The Speed Freak Killers
Herzog Continues Implicating His Friend
Herzog also detailed how he and Shermantine had asked Cyndi Vanderheiden to meet them at the cemetery near her home after leaving another bar, The Linden Inn, the night her mother said she had heard Cyndi pull into the driveway of their home. According to Herzog, the three of them had left that bar sometime after midnight, which would have been prior to her going to the Old Corner Saloon in Clements. It was not clear why Cyndi had left the Old Corner Saloon and ended up at The Linden Inn, but investigators apparently located people who had seen the three together at The Linden Inn. For some reason, Vanderheiden had gone home, at least briefly, before leaving for the cemetery. After Vanderheiden apparently met up with Herzog and Shermantine and left her car at the cemetery, the trio was en route back to Linden when Shermantine supposedly pulled a knife and ordered Cyndi to perform oral sex on him. According to Herzog's statement, Shermantine then stopped the car, raped Cyndi, and then slashed her throat. At least part of Herzog's account was corroborated when detectives found Cyndi's blood on the passenger-side headrest and inside the trunk of Shermantine's car, and collected the accounts of the witnesses who had seen the trio together at The Linden Inn.
Herzog also implicated his friend in the shooting death of a hunter in northern Utah in 1994 while he and Shermantine were on vacation, according to what authorities told The Record newspaper. Law enforcement officials reportedly confirmed the hunter's death to the newspaper, and said that they were still treating his death as an unsolved murder.
Shortly after Herzog's and Shermantine's arrests, FBI agents raided Shermantine's parents' home in San Andreas and confiscated nearly $40,000 worth of guns, which were examined by evidence technicians attempting to link them to other unsolved crimes. The effort, however, appears to have been futile.

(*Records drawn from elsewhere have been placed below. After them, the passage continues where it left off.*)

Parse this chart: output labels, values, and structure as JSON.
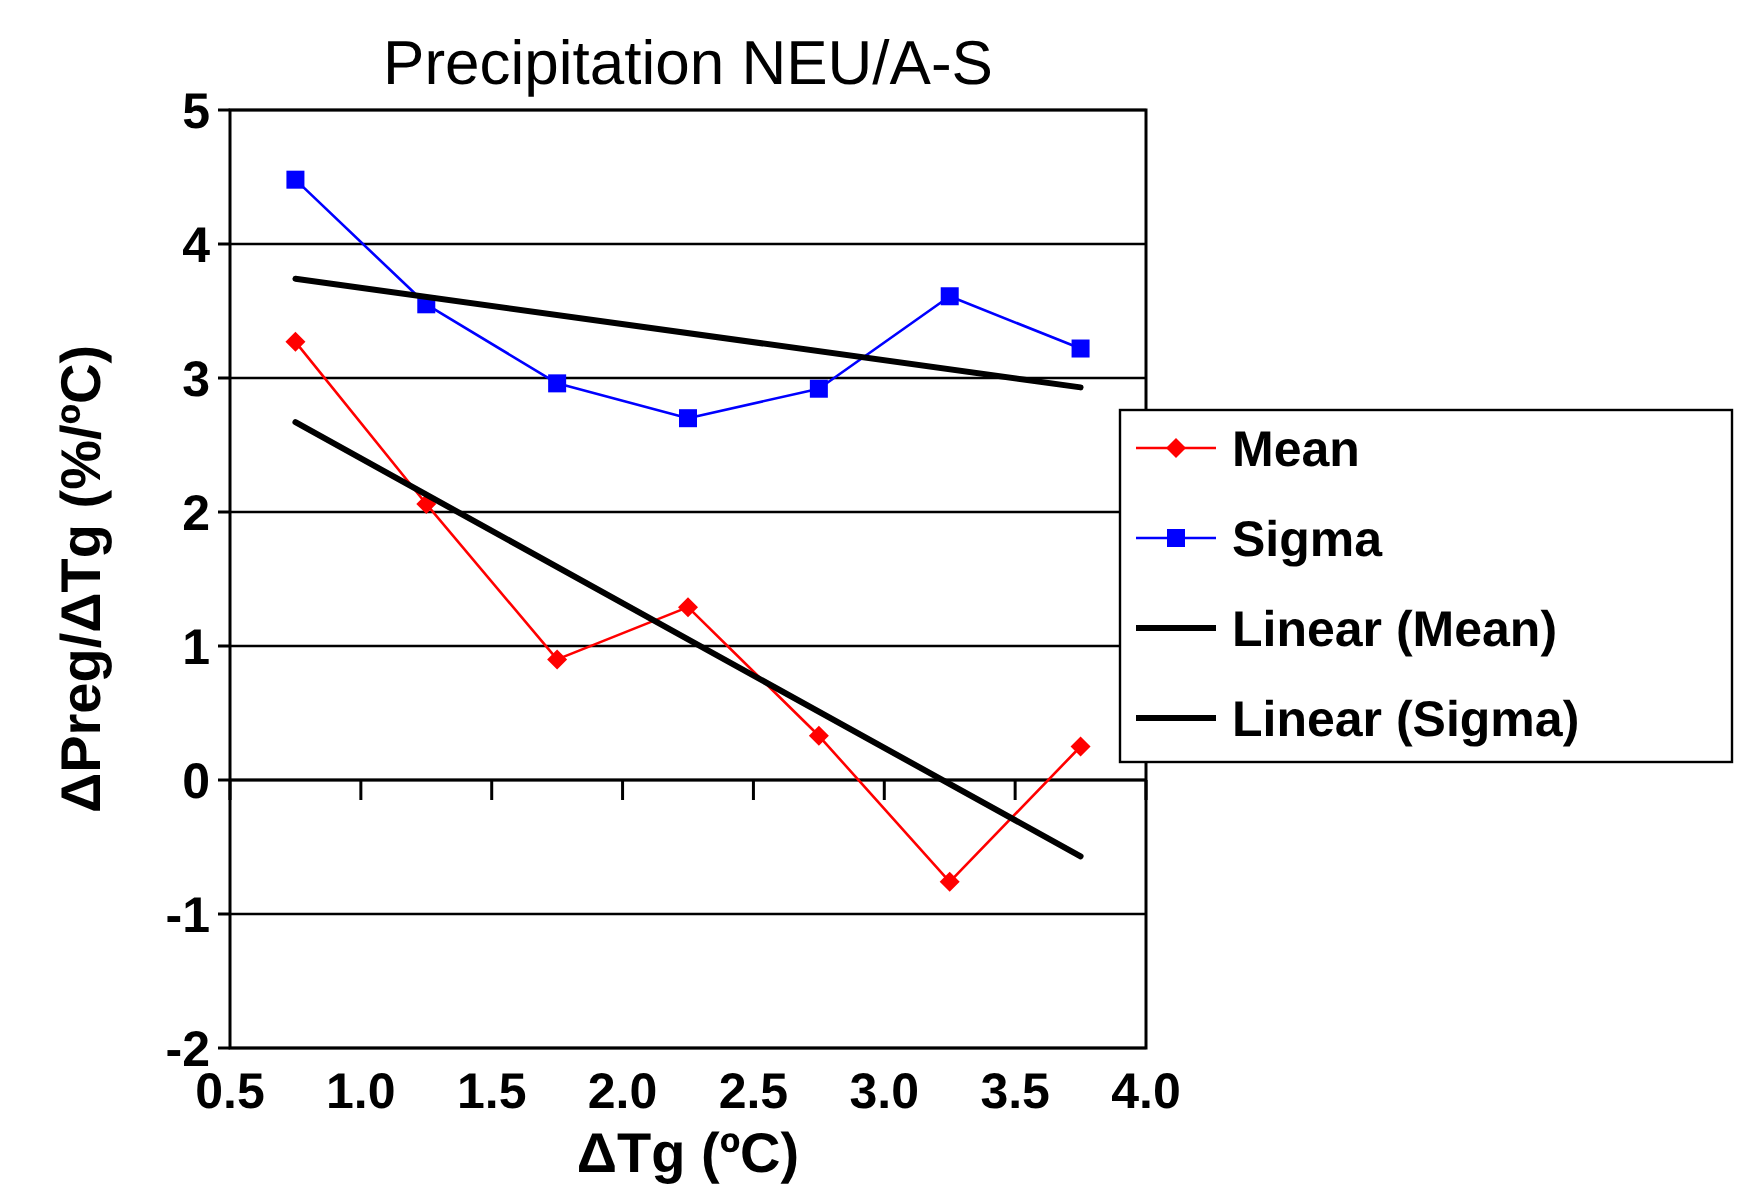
{
  "chart_data": {
    "type": "line",
    "title": "Precipitation NEU/A-S",
    "xlabel": "ΔTg (ºC)",
    "ylabel": "ΔPreg/ΔTg (%/ºC)",
    "xlim": [
      0.5,
      4.0
    ],
    "xticks": [
      {
        "value": 0.5,
        "label": "0.5"
      },
      {
        "value": 1,
        "label": "1.0"
      },
      {
        "value": 1.5,
        "label": "1.5"
      },
      {
        "value": 2,
        "label": "2.0"
      },
      {
        "value": 2.5,
        "label": "2.5"
      },
      {
        "value": 3,
        "label": "3.0"
      },
      {
        "value": 3.5,
        "label": "3.5"
      },
      {
        "value": 4,
        "label": "4.0"
      }
    ],
    "ylim": [
      -2,
      5
    ],
    "yticks": [
      -2,
      -1,
      0,
      1,
      2,
      3,
      4,
      5
    ],
    "grid": "y",
    "legend": "right",
    "series": [
      {
        "name": "Mean",
        "color": "#ff0000",
        "marker": "diamond",
        "x": [
          0.75,
          1.25,
          1.75,
          2.25,
          2.75,
          3.25,
          3.75
        ],
        "values": [
          3.27,
          2.06,
          0.9,
          1.29,
          0.33,
          -0.76,
          0.25
        ]
      },
      {
        "name": "Sigma",
        "color": "#0000ff",
        "marker": "square",
        "x": [
          0.75,
          1.25,
          1.75,
          2.25,
          2.75,
          3.25,
          3.75
        ],
        "values": [
          4.48,
          3.55,
          2.96,
          2.7,
          2.92,
          3.61,
          3.22
        ]
      },
      {
        "name": "Linear (Mean)",
        "color": "#000000",
        "marker": "none",
        "x": [
          0.75,
          3.75
        ],
        "values": [
          2.67,
          -0.57
        ]
      },
      {
        "name": "Linear (Sigma)",
        "color": "#000000",
        "marker": "none",
        "x": [
          0.75,
          3.75
        ],
        "values": [
          3.74,
          2.93
        ]
      }
    ]
  }
}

Shermantine, upon learning of Herzog's statements to police, struck back by insisting that Herzog, and Herzog alone, was to blame for Cyndi Vanderheiden's death. Shermantine also provided information implying that he might know the location of Vanderheiden's corpse and of other bodies.

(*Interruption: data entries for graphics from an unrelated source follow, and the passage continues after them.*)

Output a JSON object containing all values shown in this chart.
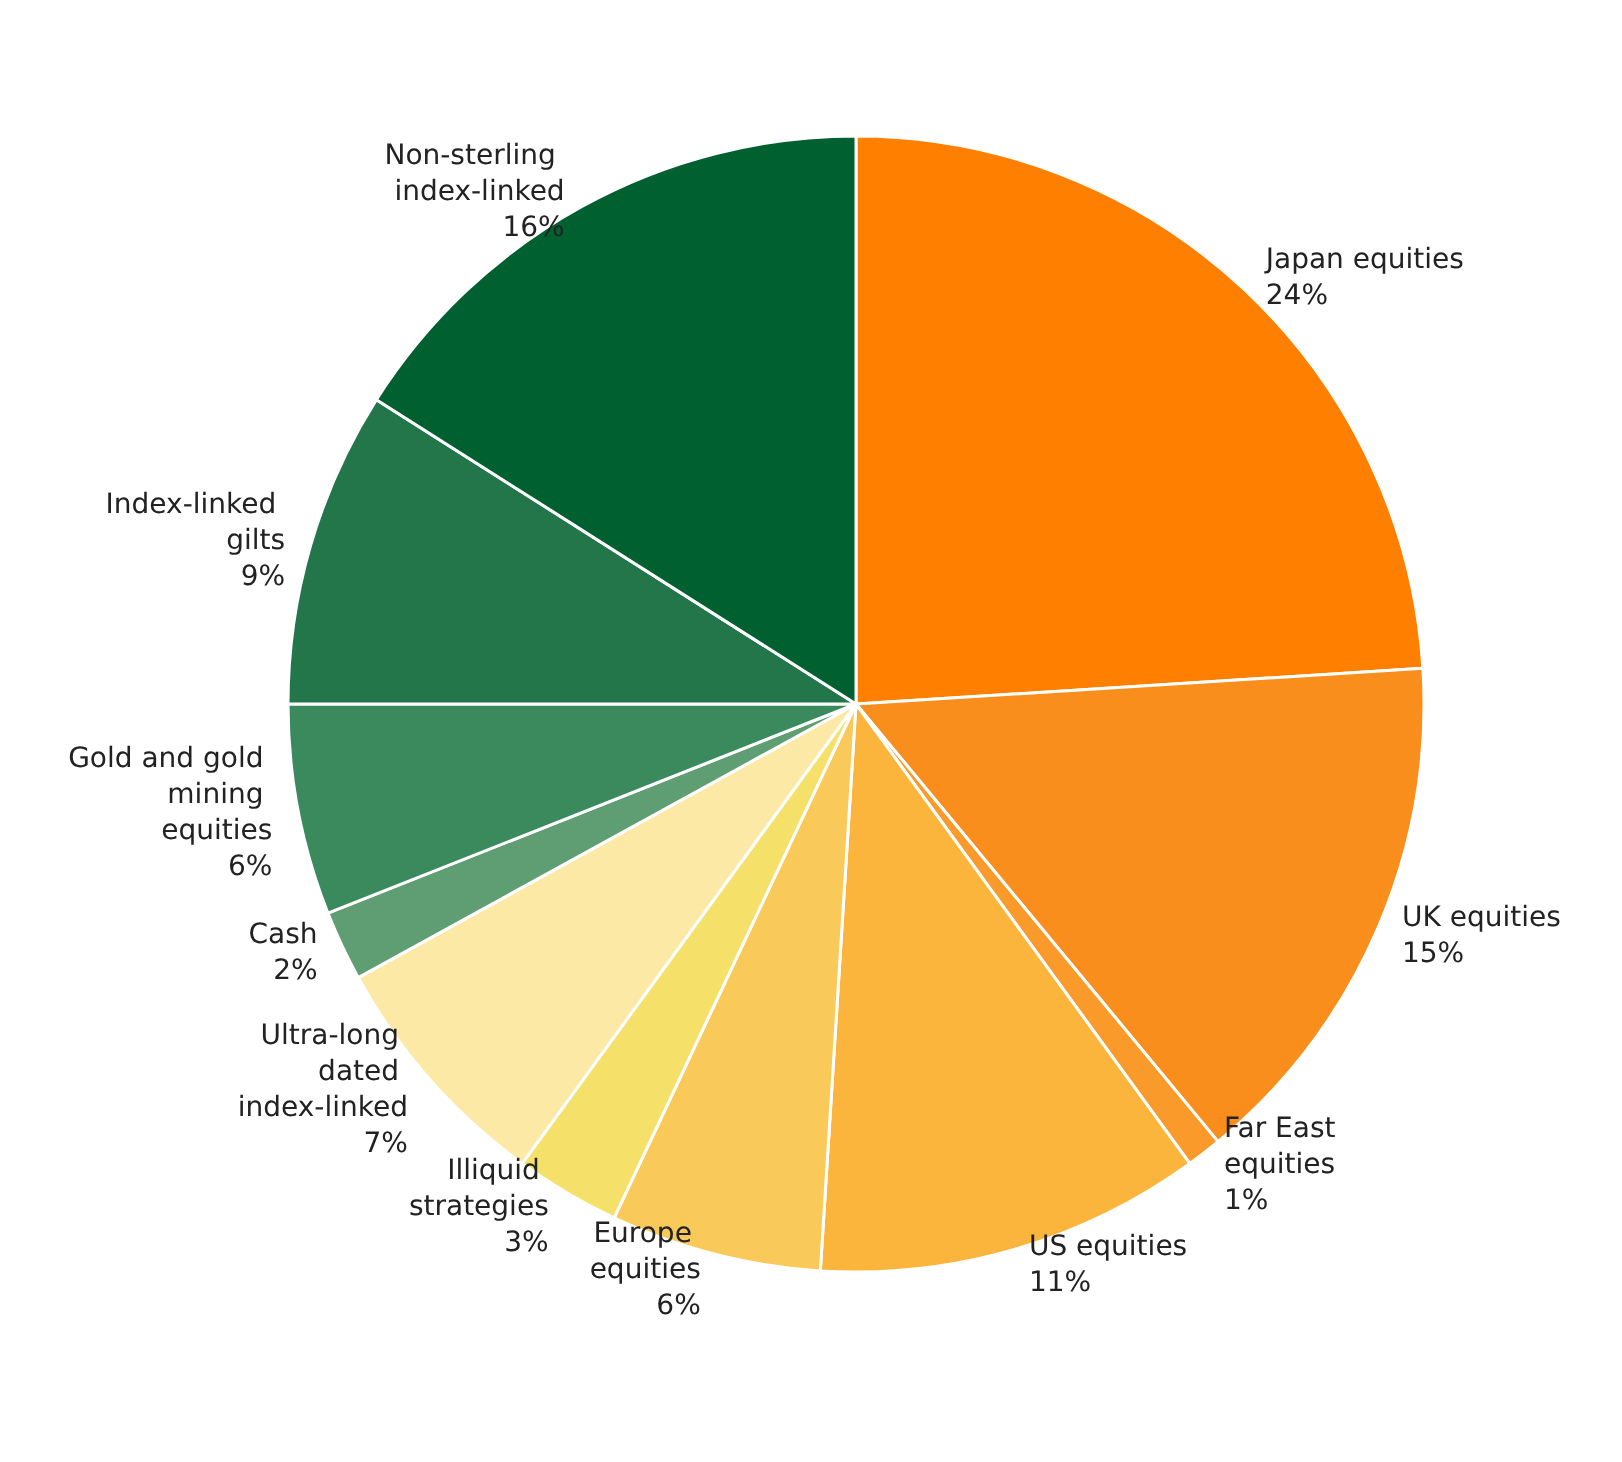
{
  "chart_data": {
    "type": "pie",
    "categories": [
      "Japan equities",
      "UK equities",
      "Far East equities",
      "US equities",
      "Europe equities",
      "Illiquid strategies",
      "Ultra-long dated index-linked",
      "Cash",
      "Gold and gold mining equities",
      "Index-linked gilts",
      "Non-sterling index-linked"
    ],
    "values": [
      24,
      15,
      1,
      11,
      6,
      3,
      7,
      2,
      6,
      9,
      16
    ],
    "colors": [
      "#ff7f00",
      "#f98e1d",
      "#f99a2a",
      "#fbb53c",
      "#f9c95a",
      "#f5e06a",
      "#fde9a6",
      "#5f9e72",
      "#3a8a5e",
      "#23764a",
      "#006030"
    ],
    "value_labels": [
      "24%",
      "15%",
      "1%",
      "11%",
      "6%",
      "3%",
      "7%",
      "2%",
      "6%",
      "9%",
      "16%"
    ]
  }
}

Doug Jacobsen, Shermantine's attorney, showed Shermantine a copy of the videotaped interview that Herzog gave to police, prompting Shermantine's to respond.

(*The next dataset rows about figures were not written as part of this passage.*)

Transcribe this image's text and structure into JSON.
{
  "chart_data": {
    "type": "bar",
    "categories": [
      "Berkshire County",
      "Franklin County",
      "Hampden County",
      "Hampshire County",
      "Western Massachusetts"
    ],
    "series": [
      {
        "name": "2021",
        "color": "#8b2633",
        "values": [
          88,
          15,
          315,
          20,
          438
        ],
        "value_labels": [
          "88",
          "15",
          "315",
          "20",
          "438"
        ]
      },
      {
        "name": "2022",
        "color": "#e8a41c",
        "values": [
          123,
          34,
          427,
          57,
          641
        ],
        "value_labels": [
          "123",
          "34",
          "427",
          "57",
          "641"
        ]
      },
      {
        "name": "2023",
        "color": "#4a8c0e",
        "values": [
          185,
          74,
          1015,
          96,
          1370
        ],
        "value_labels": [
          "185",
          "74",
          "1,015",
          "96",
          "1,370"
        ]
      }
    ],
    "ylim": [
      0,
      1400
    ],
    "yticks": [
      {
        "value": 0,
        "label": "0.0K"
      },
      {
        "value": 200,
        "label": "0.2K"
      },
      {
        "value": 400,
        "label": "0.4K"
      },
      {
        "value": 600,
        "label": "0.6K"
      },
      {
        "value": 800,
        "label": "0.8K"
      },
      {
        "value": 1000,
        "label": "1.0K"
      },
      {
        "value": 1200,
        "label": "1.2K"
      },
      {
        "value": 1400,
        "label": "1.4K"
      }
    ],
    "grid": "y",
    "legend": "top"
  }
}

"The more I've heard about all the stuff I'm supposed to have done, the madder I get," Shermantine told a reporter for The Record. "I'm tired of being used and manipulated by Loren. If Loren can give details about all these murders, it must mean he's the one that did them. I'm innocent. I've done nothing wrong to any of these people....With everything Loren told the detectives, I'd bet my life there were other bodies out there."
It was reported by The Record that authorities were also looking at Herzog and Shermantine as potential suspects in the 1994 murder of a woman in Tuolumne County. The woman's body had been dismembered and was found inside a barrel.
According to Herzog's statement, he had only watched as Shermantine committed the killings. Although both men were only charged with a handful of killings, prosecutors believe that between Herzog and Shermantine they may have been responsible for as many as 20 deaths, although they remain uncertain as to the exact body count.